Has using pdflatex for tex labels been considered? Or is that too much
dependency? It could possibly even be faster.

I'm guessing pdflatex is provided by default by every up-to-date latex installation out there.

I believe that the latest version of tetex even uses the same binary for latex and pdflatex.

However, mpl uses a latex package called PSFrag to render the text in an intermediate postscript file, which is not compatible with pdflatex. Unfortunately, if you embed that intermediate postscript file in a new document, the text will frequently be upside down, because PSFrag uses some commands that are illegal in embedded documents. So by default, mpl uses ghostscript to "distill" the intermediate postscript file, converting the fonts to outlines and circumventing the problem.

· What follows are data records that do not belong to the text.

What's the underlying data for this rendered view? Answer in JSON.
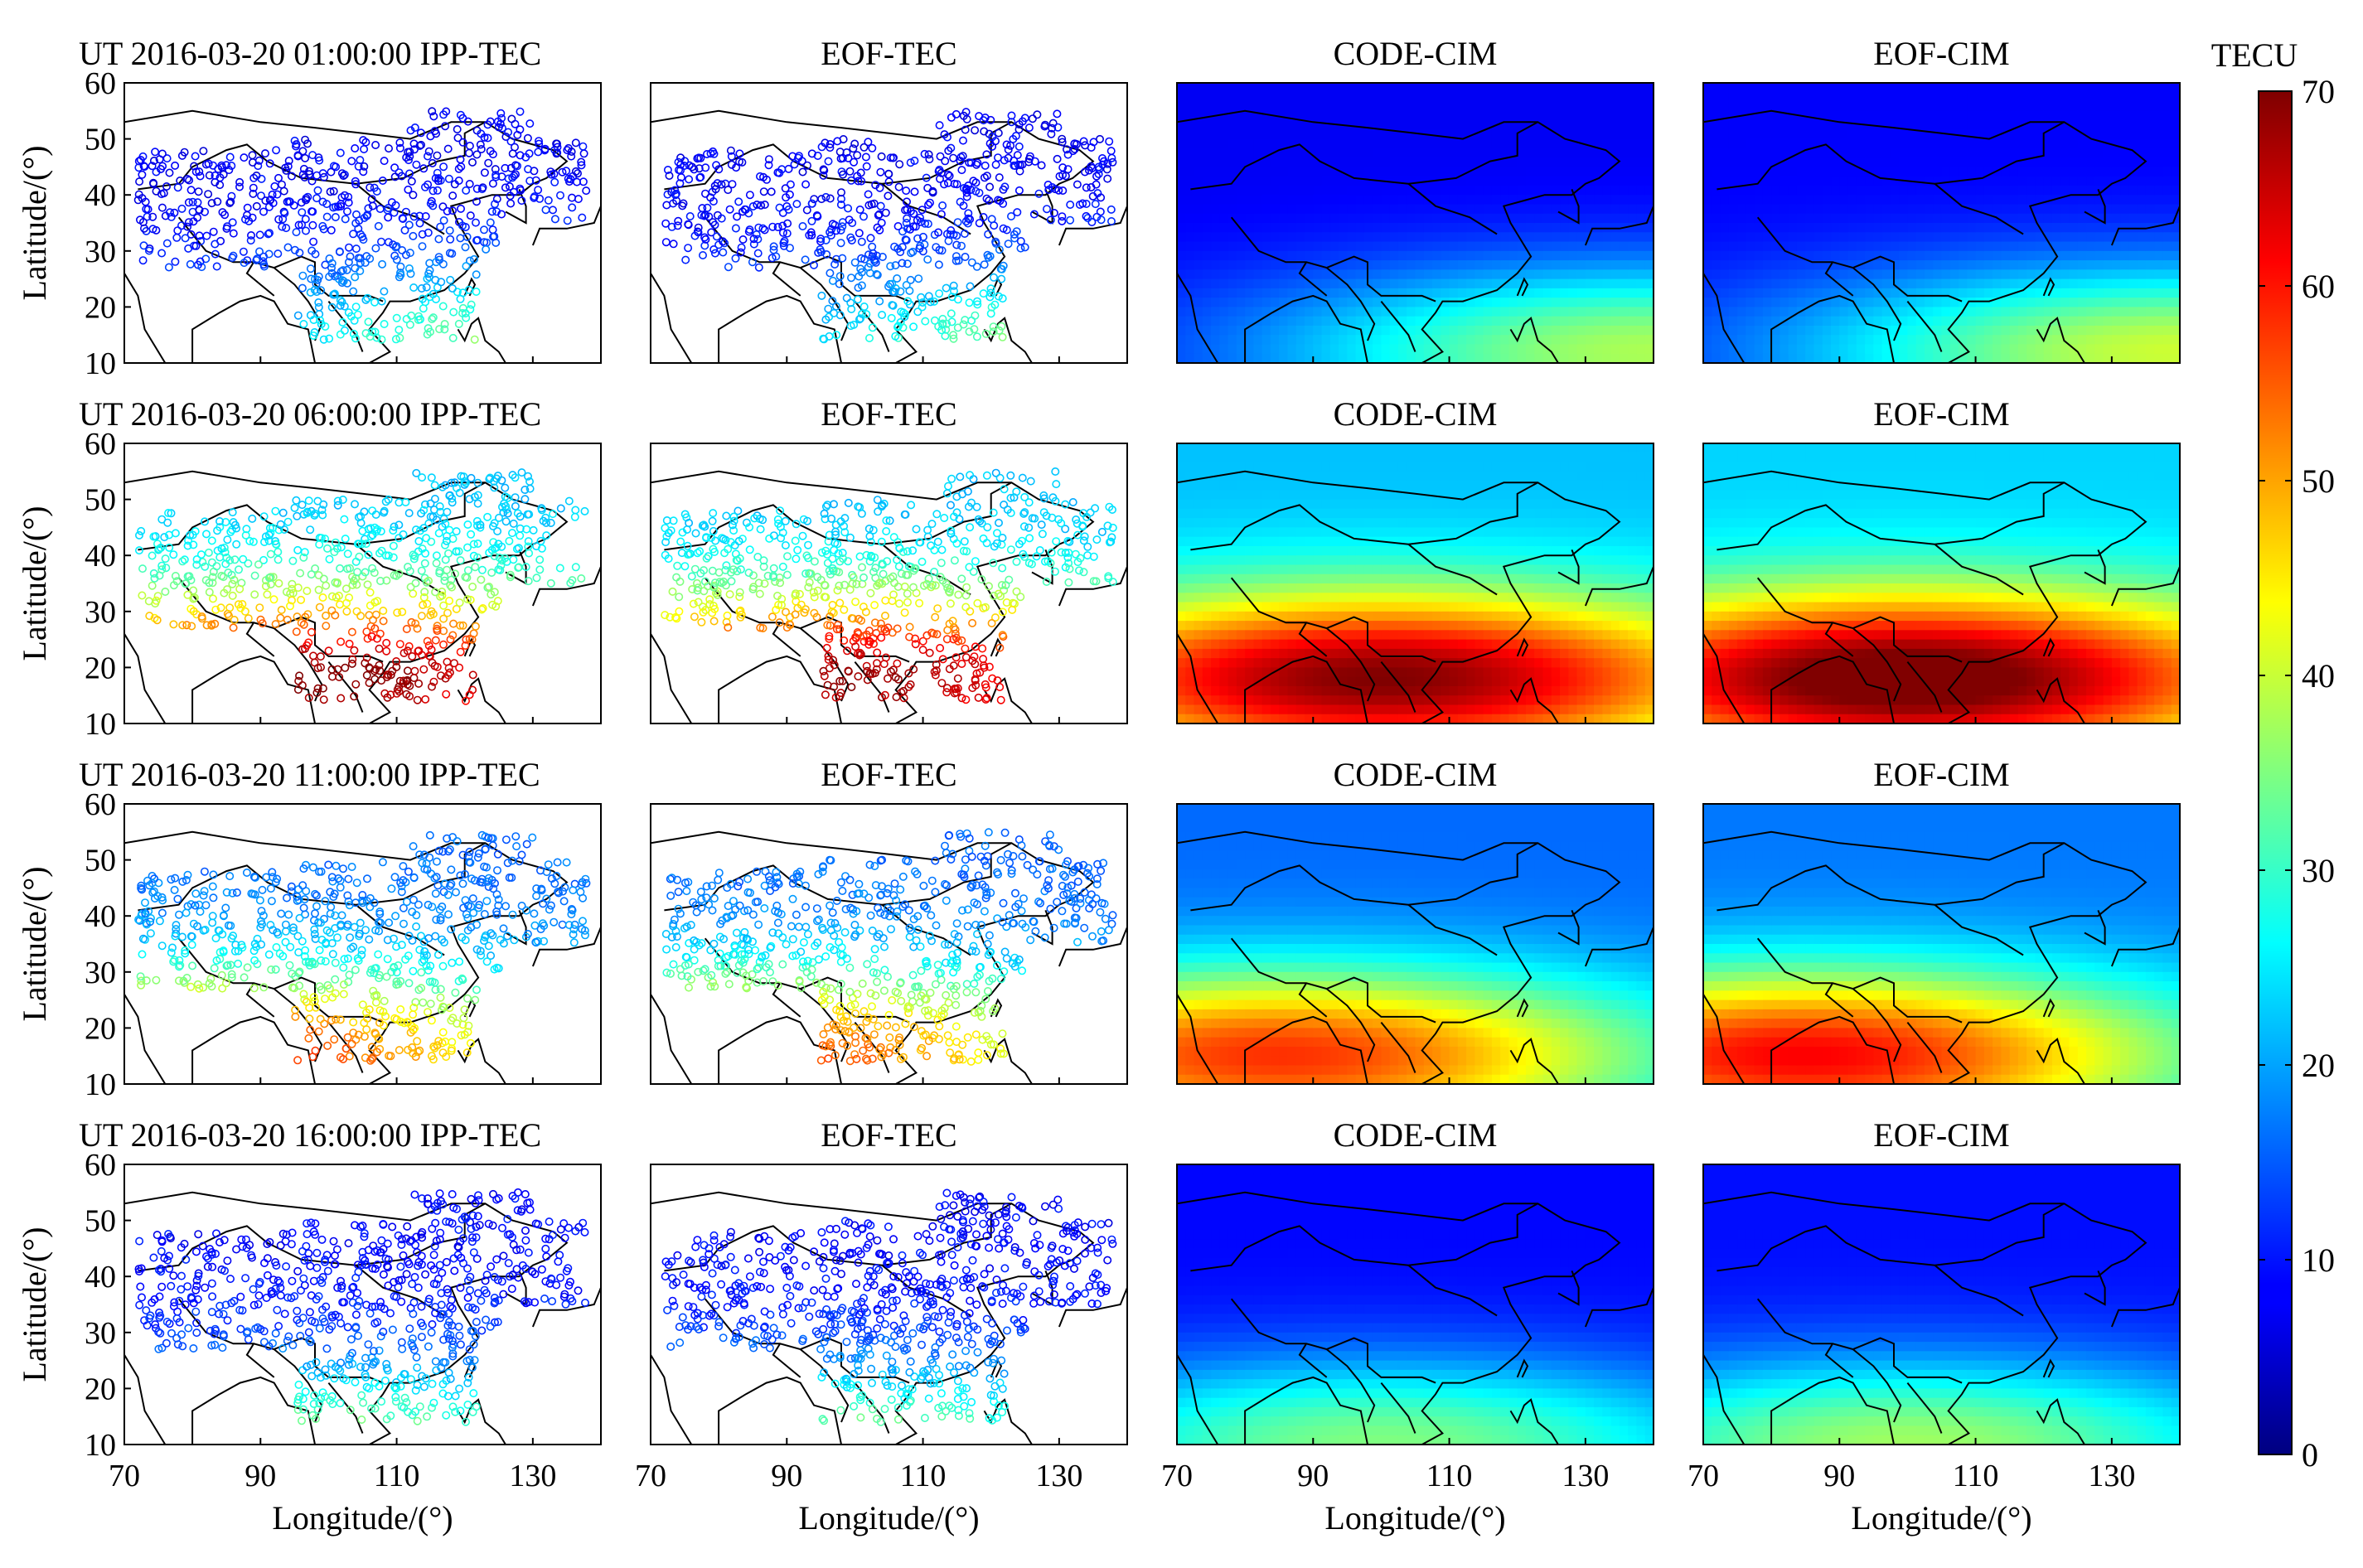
{
  "chart_data": {
    "type": "heatmap",
    "date_label": "UT 2016-03-20",
    "rows": [
      {
        "time": "01:00:00",
        "ipp_label": "IPP-TEC",
        "eof_tec_label": "EOF-TEC",
        "code_label": "CODE-CIM",
        "eof_cim_label": "EOF-CIM",
        "tec_pattern": {
          "peak_tecu": 38,
          "peak_lat": 12,
          "peak_lon": 140,
          "background_tecu": 8
        }
      },
      {
        "time": "06:00:00",
        "ipp_label": "IPP-TEC",
        "eof_tec_label": "EOF-TEC",
        "code_label": "CODE-CIM",
        "eof_cim_label": "EOF-CIM",
        "tec_pattern": {
          "peak_tecu": 70,
          "peak_lat": 18,
          "peak_lon": 100,
          "background_tecu": 22
        }
      },
      {
        "time": "11:00:00",
        "ipp_label": "IPP-TEC",
        "eof_tec_label": "EOF-TEC",
        "code_label": "CODE-CIM",
        "eof_cim_label": "EOF-CIM",
        "tec_pattern": {
          "peak_tecu": 58,
          "peak_lat": 15,
          "peak_lon": 85,
          "background_tecu": 16
        }
      },
      {
        "time": "16:00:00",
        "ipp_label": "IPP-TEC",
        "eof_tec_label": "EOF-TEC",
        "code_label": "CODE-CIM",
        "eof_cim_label": "EOF-CIM",
        "tec_pattern": {
          "peak_tecu": 35,
          "peak_lat": 10,
          "peak_lon": 100,
          "background_tecu": 9
        }
      }
    ],
    "x_axis": {
      "label": "Longitude/(°)",
      "range": [
        70,
        140
      ],
      "ticks": [
        70,
        90,
        110,
        130
      ]
    },
    "y_axis": {
      "label": "Latitude/(°)",
      "range": [
        10,
        60
      ],
      "ticks": [
        10,
        20,
        30,
        40,
        50,
        60
      ]
    },
    "colorbar": {
      "title": "TECU",
      "range": [
        0,
        70
      ],
      "ticks": [
        0,
        10,
        20,
        30,
        40,
        50,
        60,
        70
      ],
      "colormap": "jet"
    }
  }
}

I attach a patch against matplotlib 0.85 that uses a picture environment to position text instead of using psfrag.

It isn't complete, and therefore probably shouldn't be applied just yet, but may be a useful starting point. In particular, I haven't taken out the distill code, but suspect that it could be replaced by using the right options to dvips.

If I had the right dvips command instead of the ghostscript distilling process, would this result in a legal eps file? Ie is this worth pursuing?

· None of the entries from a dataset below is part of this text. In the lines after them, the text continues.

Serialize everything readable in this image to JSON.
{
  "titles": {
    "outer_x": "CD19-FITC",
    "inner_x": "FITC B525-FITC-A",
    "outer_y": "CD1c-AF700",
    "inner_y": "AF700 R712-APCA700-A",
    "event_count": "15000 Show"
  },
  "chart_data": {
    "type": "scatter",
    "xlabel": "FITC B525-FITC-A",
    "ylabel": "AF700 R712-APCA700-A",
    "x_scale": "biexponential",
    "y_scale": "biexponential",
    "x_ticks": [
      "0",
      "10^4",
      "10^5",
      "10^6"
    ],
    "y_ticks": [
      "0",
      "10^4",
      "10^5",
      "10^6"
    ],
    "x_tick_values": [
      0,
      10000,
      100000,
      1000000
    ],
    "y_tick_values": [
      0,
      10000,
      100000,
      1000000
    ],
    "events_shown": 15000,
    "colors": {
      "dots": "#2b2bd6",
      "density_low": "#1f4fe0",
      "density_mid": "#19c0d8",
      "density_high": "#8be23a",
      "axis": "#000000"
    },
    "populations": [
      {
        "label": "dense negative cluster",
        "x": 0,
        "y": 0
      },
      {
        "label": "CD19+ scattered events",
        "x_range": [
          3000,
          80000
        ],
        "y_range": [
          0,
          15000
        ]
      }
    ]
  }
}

The code I posted last time replaces the distilling step with a ridiculous renormalization step (converting the file to pdf using ghostscript, and then converting back to eps using xpdf) which generates a new eps file that can be embedded in another document. This seems to be pretty robust, convoluted though it is. I generated all the figures in my dissertation this way.

A side note, if you intend to compile a document with pdflatex, you can convert mpl's eps files with epstopdf, which is included in recent versions of TeTeX.

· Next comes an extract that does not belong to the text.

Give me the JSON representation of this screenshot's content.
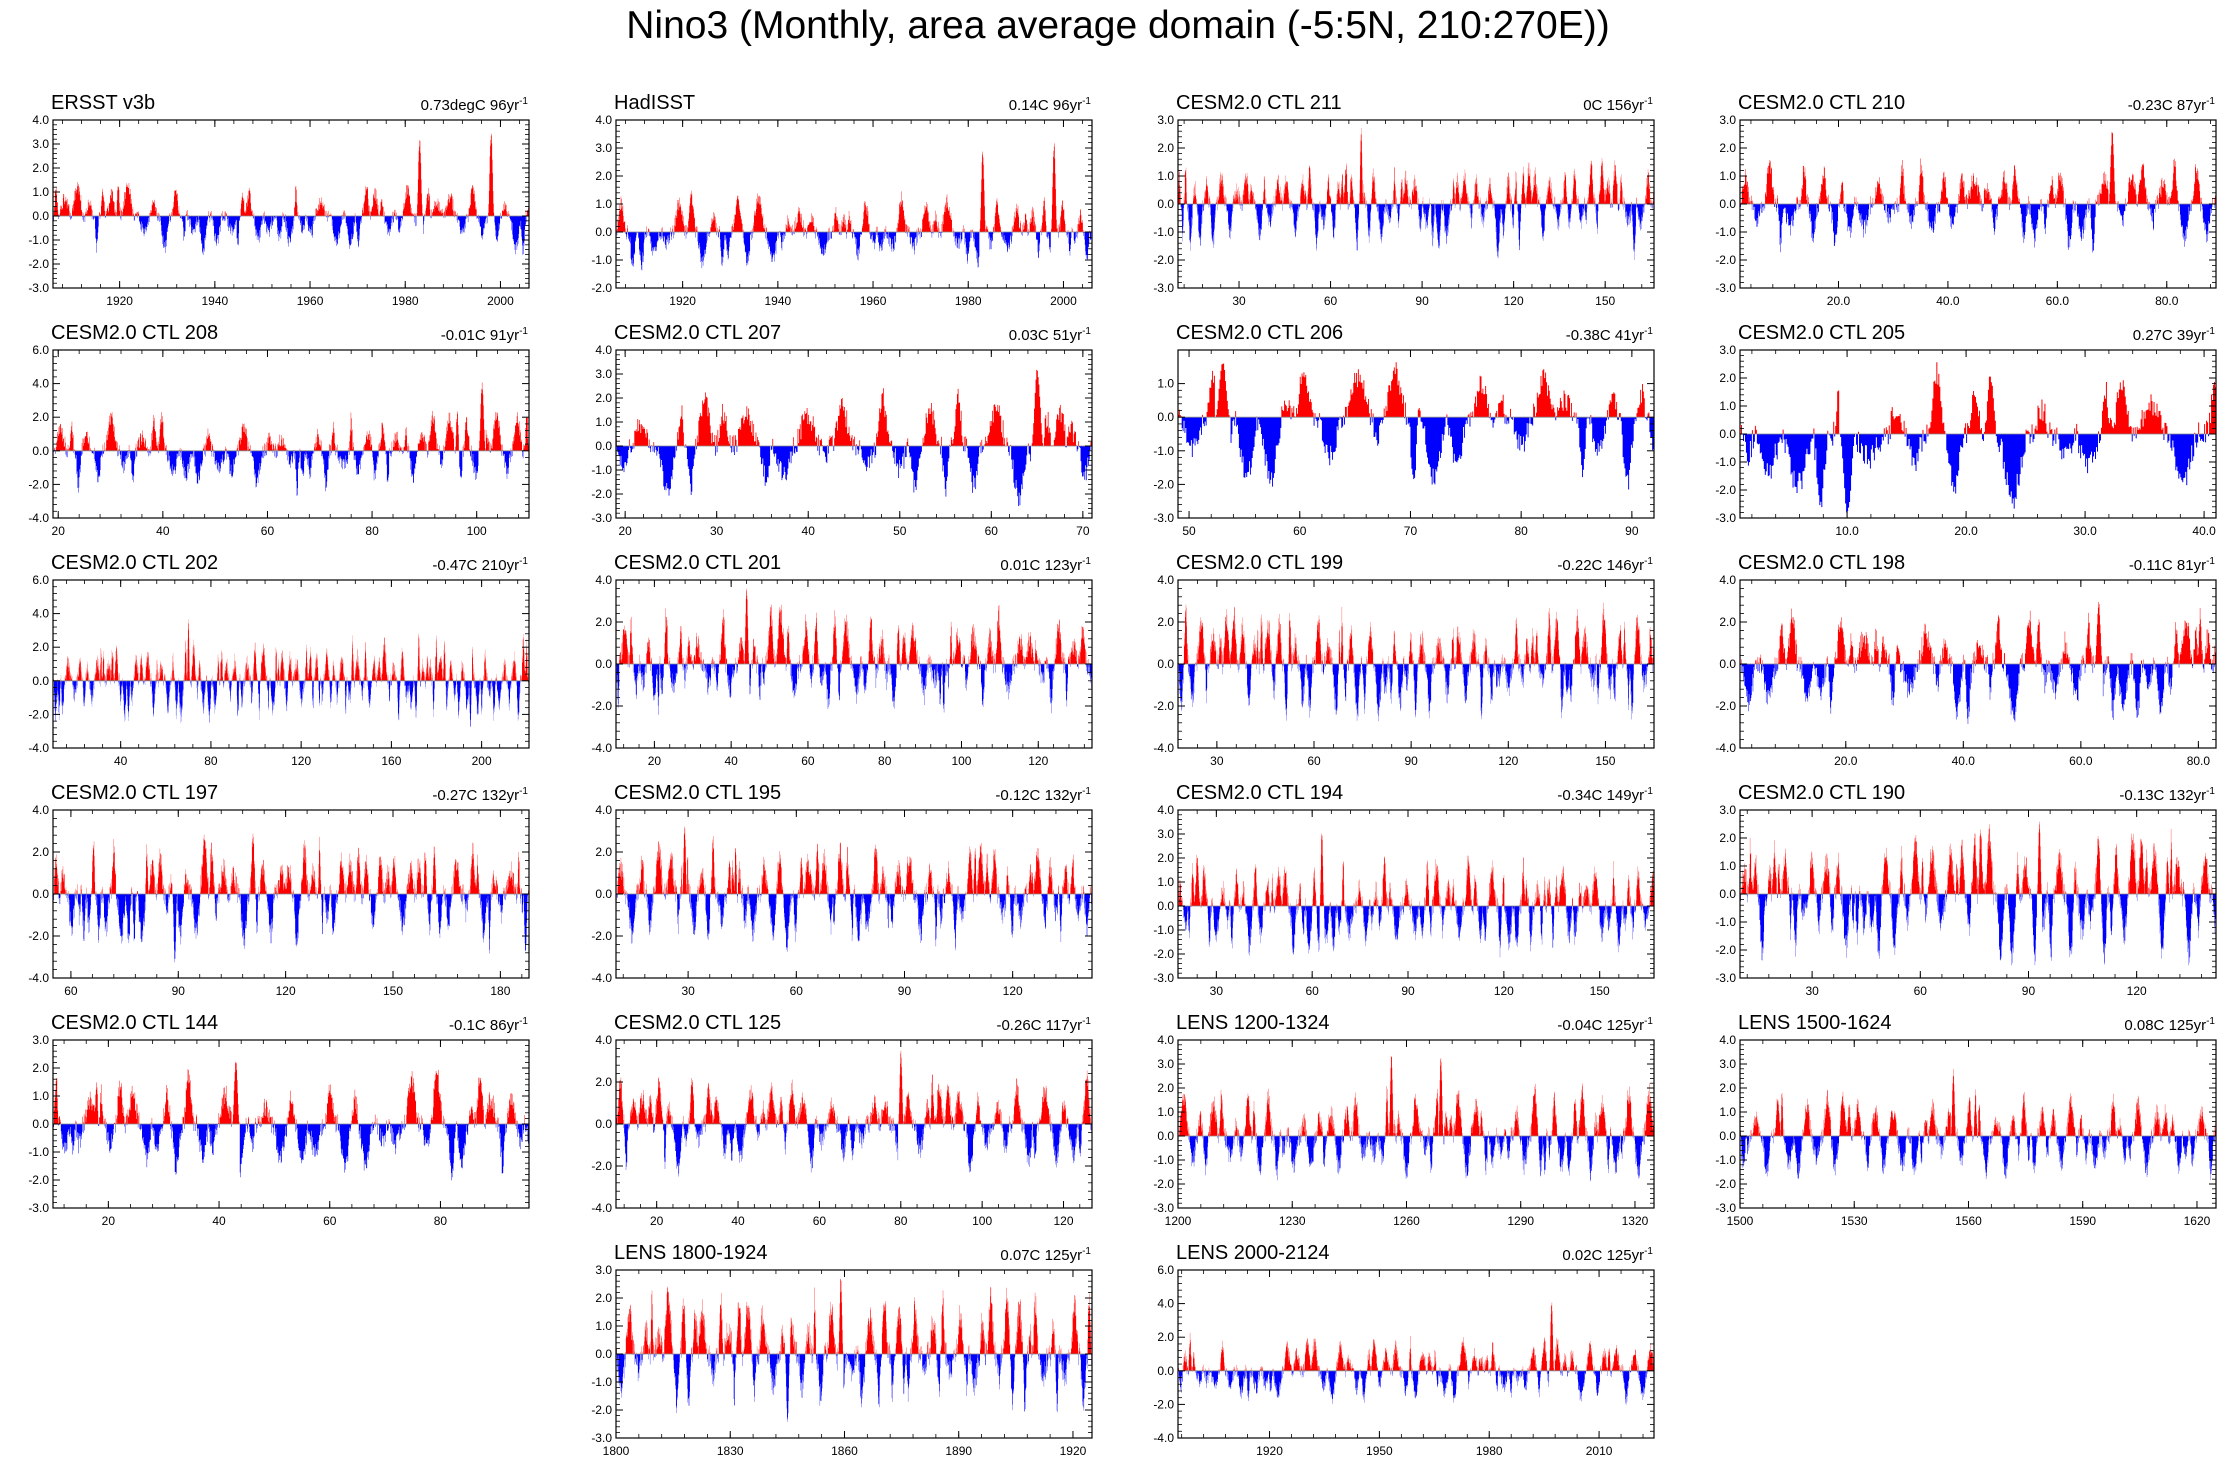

My .tex file does seem to be able to be compiled with pdflatex - if you include a .pdf rather than .eps graphic. Whether this is useful or not, I'm not sure.

Chris

ps While doing this, I noticed that \paperheight is set to the paper width, and vice versa.

mpl-pic1.patch (1.94 KB)

···

On Wednesday 07 December 2005 08:41, Christian Kristukat wrote:

On Tuesday 06 December 2005 10:03, Christian Kristukat wrote:

On Tuesday 06 December 2005 09:10, Alex Gontmakher wrote:

Hi Chris,

This was originally on Matplotlib-users, but -devel seems more appropriate.

[...]

Darren Dale <dd55@...143...> writes:
> However, mpl uses a latex package called PSFrag to
>render the text in an intermediate postscript file, which is not
> compatible with pdflatex. Unfortunately, if you embed that intermediate
> postscript file in a new document, the text will frequently be upside
> down, because PSFrag uses some commands that are illegal in embedded
> documents. So by default, mpl uses ghostscript to "distill" the
> intermediate postscript file, converting the fonts to outlines and
> circumventing the problem.

I attach a patch against matplotlib 0.85 that uses a picture
environment to position text instead of using psfrag.

It isn't complete, and therefore probably shouldn't be applied just yet,
but may be a useful starting point. In particular, I haven't taken out
the distill code, but suspect that it could be replaced by using the
right options to dvips.

If I had the right dvips command instead of the ghostscript distilling
process, would this result in a legal eps file? Ie is this worth pursuing?

Here is a post from way back describing the embedding issue:
http://sourceforge.net/mailarchive/message.php?msg_id=12030448

"PSFrag was not designed to do what I am trying to do:
generate an eps file that can later be embedded in a document. It uses a
number of PostScript operators that are illegal in an eps file: setglobal,
statusdict and userdict. Here is the blurb from PostScript Language
Reference, Second Edition, Appendix I: setglobal disrupts page independence
and nesting of included documents. [...] Creation and modification of global
objects are uneffected by save-restore operators."

So, to answer your question, if you need to use a PostScript operator that is
illegal in an eps file, it is not worth pursuing. I think your patched
backend_ps.py still generates a .tex file that uses the PSFrag package, which
will unavoidably end up using illegal PostScript operators. Is this correct?